Women and children are subjected to commercial sexual exploitation and involuntary domestic servitude; trafficked men are forced to provide labour in logging and mining camps. Children, especially young girls from tribal areas, are most vulnerable to being pushed into commercial sexual exploitation or forced labour by members of their immediate family or tribe.
Migrant women and teenage girls from Malaysia, Thailand, China, and the Philippines are subjected to forced prostitution and men from China are transported to the country for forced labor.
Asian crime rings, foreign logging companies, and foreign businessmen arrange for some women to voluntarily enter PNG with fraudulently issued tourist or business visas. Subsequent to their arrival, the smugglers turn many of the women over to traffickers who transport them to logging and mining camps, fisheries, and entertainment sites where they are exploited in forced prostitution and involuntary domestic servitude.
Foreign and local men are exploited for labour at mines and logging camps, where some receive almost no pay and are compelled to continue working for the company indefinitely through debt bondage schemes.
Government officials facilitate trafficking by accepting bribes to allow illegal migrants to enter the country or to ignore victims forced into prostitution or labor, by receiving female trafficking victims in return for political favors, and by providing female victims in return for votes.
The Government of PNG does not fully comply with the minimum standards for the elimination of trafficking, and is not making significant efforts to do so.
The Government showed negligible progress in its anti-trafficking law enforcement efforts during the year. No trafficking offenders were arrested or prosecuted.
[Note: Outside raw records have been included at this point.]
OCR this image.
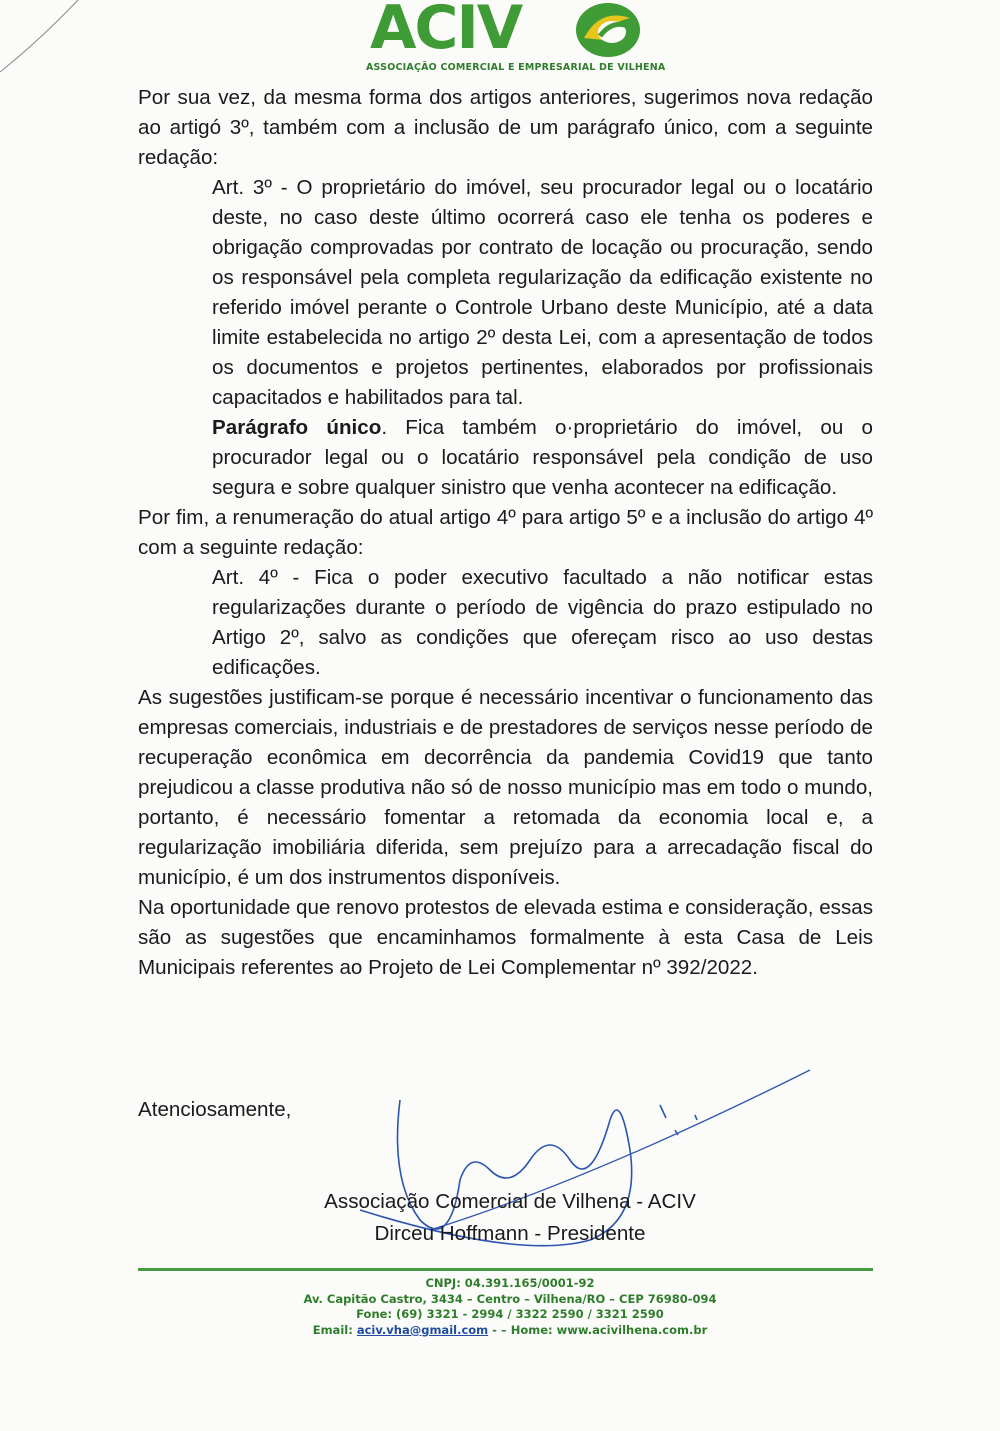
ACIV
ASSOCIAÇÃO COMERCIAL E EMPRESARIAL DE VILHENA

Por sua vez, da mesma forma dos artigos anteriores, sugerimos nova redação ao artigó 3º, também com a inclusão de um parágrafo único, com a seguinte redação:

Art. 3º - O proprietário do imóvel, seu procurador legal ou o locatário deste, no caso deste último ocorrerá caso ele tenha os poderes e obrigação comprovadas por contrato de locação ou procuração, sendo os responsável pela completa regularização da edificação existente no referido imóvel perante o Controle Urbano deste Município, até a data limite estabelecida no artigo 2º desta Lei, com a apresentação de todos os documentos e projetos pertinentes, elaborados por profissionais capacitados e habilitados para tal.

Parágrafo único. Fica também o·proprietário do imóvel, ou o procurador legal ou o locatário responsável pela condição de uso segura e sobre qualquer sinistro que venha acontecer na edificação.

Por fim, a renumeração do atual artigo 4º para artigo 5º e a inclusão do artigo 4º com a seguinte redação:

Art. 4º - Fica o poder executivo facultado a não notificar estas regularizações durante o período de vigência do prazo estipulado no Artigo 2º, salvo as condições que ofereçam risco ao uso destas edificações.

As sugestões justificam-se porque é necessário incentivar o funcionamento das empresas comerciais, industriais e de prestadores de serviços nesse período de recuperação econômica em decorrência da pandemia Covid19 que tanto prejudicou a classe produtiva não só de nosso município mas em todo o mundo, portanto, é necessário fomentar a retomada da economia local e, a regularização imobiliária diferida, sem prejuízo para a arrecadação fiscal do município, é um dos instrumentos disponíveis.

Na oportunidade que renovo protestos de elevada estima e consideração, essas são as sugestões que encaminhamos formalmente à esta Casa de Leis Municipais referentes ao Projeto de Lei Complementar nº 392/2022.

Atenciosamente,
Associação Comercial de Vilhena - ACIV
Dirceu Hoffmann - Presidente
CNPJ: 04.391.165/0001-92
Av. Capitão Castro, 3434 – Centro – Vilhena/RO – CEP 76980-094
Fone: (69) 3321 - 2994 / 3322 2590 / 3321 2590
Email: aciv.vha@gmail.com - – Home: www.acivilhena.com.br
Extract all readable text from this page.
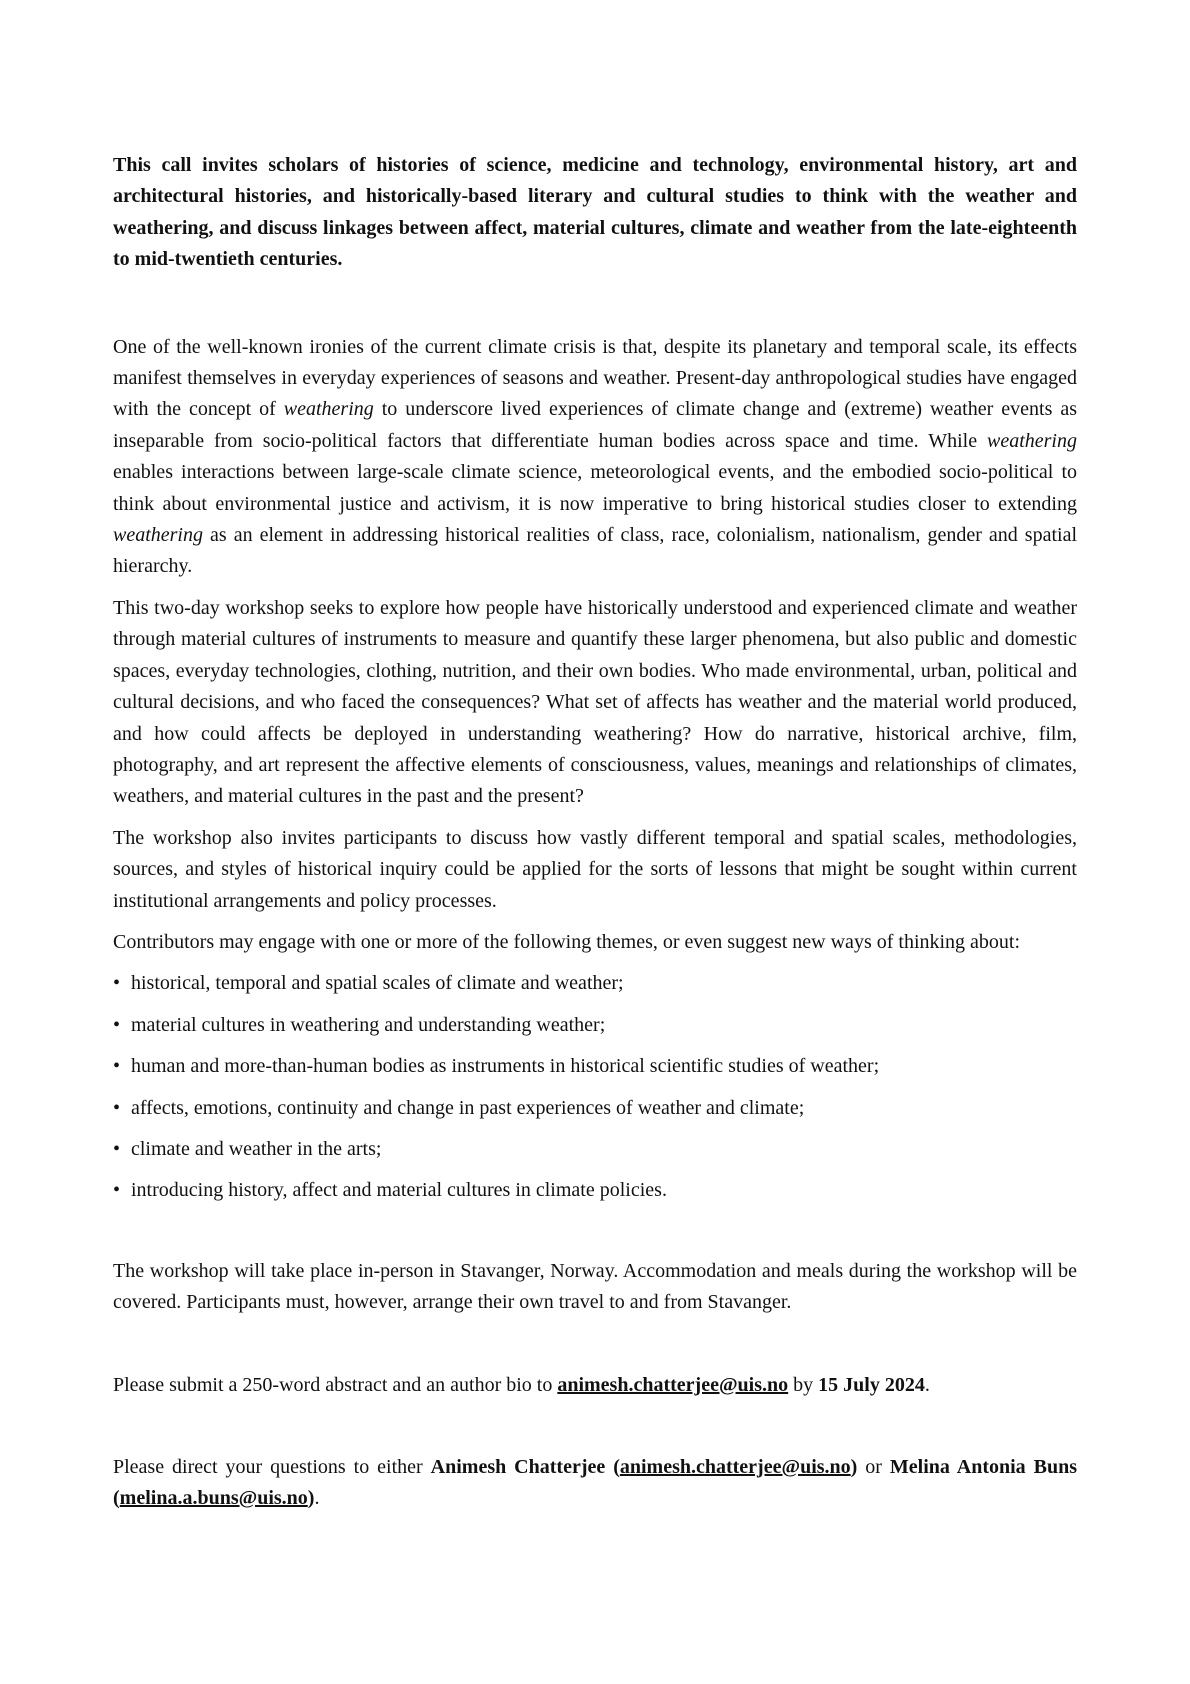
This call invites scholars of histories of science, medicine and technology, environmental history, art and architectural histories, and historically-based literary and cultural studies to think with the weather and weathering, and discuss linkages between affect, material cultures, climate and weather from the late-eighteenth to mid-twentieth centuries.

One of the well-known ironies of the current climate crisis is that, despite its planetary and temporal scale, its effects manifest themselves in everyday experiences of seasons and weather. Present-day anthropological studies have engaged with the concept of weathering to underscore lived experiences of climate change and (extreme) weather events as inseparable from socio-political factors that differentiate human bodies across space and time. While weathering enables interactions between large-scale climate science, meteorological events, and the embodied socio-political to think about environmental justice and activism, it is now imperative to bring historical studies closer to extending weathering as an element in addressing historical realities of class, race, colonialism, nationalism, gender and spatial hierarchy.

This two-day workshop seeks to explore how people have historically understood and experienced climate and weather through material cultures of instruments to measure and quantify these larger phenomena, but also public and domestic spaces, everyday technologies, clothing, nutrition, and their own bodies. Who made environmental, urban, political and cultural decisions, and who faced the consequences? What set of affects has weather and the material world produced, and how could affects be deployed in understanding weathering? How do narrative, historical archive, film, photography, and art represent the affective elements of consciousness, values, meanings and relationships of climates, weathers, and material cultures in the past and the present?

The workshop also invites participants to discuss how vastly different temporal and spatial scales, methodologies, sources, and styles of historical inquiry could be applied for the sorts of lessons that might be sought within current institutional arrangements and policy processes.

Contributors may engage with one or more of the following themes, or even suggest new ways of thinking about:

• historical, temporal and spatial scales of climate and weather;
• material cultures in weathering and understanding weather;
• human and more-than-human bodies as instruments in historical scientific studies of weather;
• affects, emotions, continuity and change in past experiences of weather and climate;
• climate and weather in the arts;
• introducing history, affect and material cultures in climate policies.

The workshop will take place in-person in Stavanger, Norway. Accommodation and meals during the workshop will be covered. Participants must, however, arrange their own travel to and from Stavanger.

Please submit a 250-word abstract and an author bio to animesh.chatterjee@uis.no by 15 July 2024.

Please direct your questions to either Animesh Chatterjee (animesh.chatterjee@uis.no) or Melina Antonia Buns (melina.a.buns@uis.no).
PNG does not have a comprehensive anti-trafficking law, and the penal code does not prohibit all forms of trafficking
Wealthy business people, politicians, and police officials who benefit financially from the operation of commercial sex establishments where trafficking victims are reportedly exploited were not prosecuted.
Most law enforcement offices and government offices remained weak as the result of corruption, cronyism, a lack of accountability, and a promotion system based on patronage
During the past year, the Papua New Guinean government made few efforts of its own to prevent trafficking during the reporting period.